# bath bombs not fizzing very much



## Melharma (Oct 21, 2011)

I'm just experimenting on bath bombs and I noticed that mine aren't very fizzy, I've had lush bath bombs before and remember them to fizz more boisterously.  Is there anything I can do or add to my recipe. 

2.50 baking soda
1.25 citric acid (ground)
1.25 cornstarch
.30 almond oil
.10 polysorbate 20


----------



## Hazel (Oct 21, 2011)

I don't know why it isn't fizzing. Your percentages are similar to mine but I don't add cornstarch. Could that be affecting it? Have you tried upping the ratio of baking soda and citric acid?


----------



## soapbuddy (Oct 21, 2011)

How old is your citric acid and why did it need to be ground?


----------



## Lindy (Oct 21, 2011)

I would take out the corn starch and increase the citric acid.....


----------



## Melharma (Oct 24, 2011)

soapbuddy said:
			
		

> How old is your citric acid and why did it need to be ground?

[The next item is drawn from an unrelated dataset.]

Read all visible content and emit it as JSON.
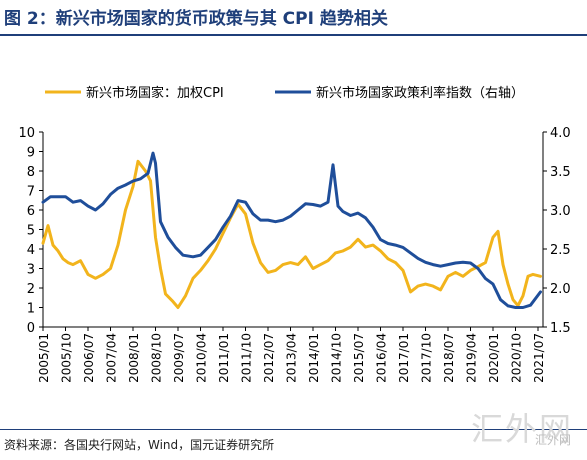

I don't think it needs to be ground but I ordered some from 2 different companys and one came in granules and the other came in powder form.  I read some other website that it might make a difference.  Not really sure how tho.


----------



## Melharma (Oct 24, 2011)

Hazel said:
			
		

> I don't know why it isn't fizzing. Your percentages are similar to mine but I don't add cornstarch. Could that be affecting it? Have you tried upping the ratio of baking soda and citric acid?



Do yours float??


----------



## Hazel (Oct 24, 2011)

I've been told they kind of float. I don't use them. I make them for my nieces.


----------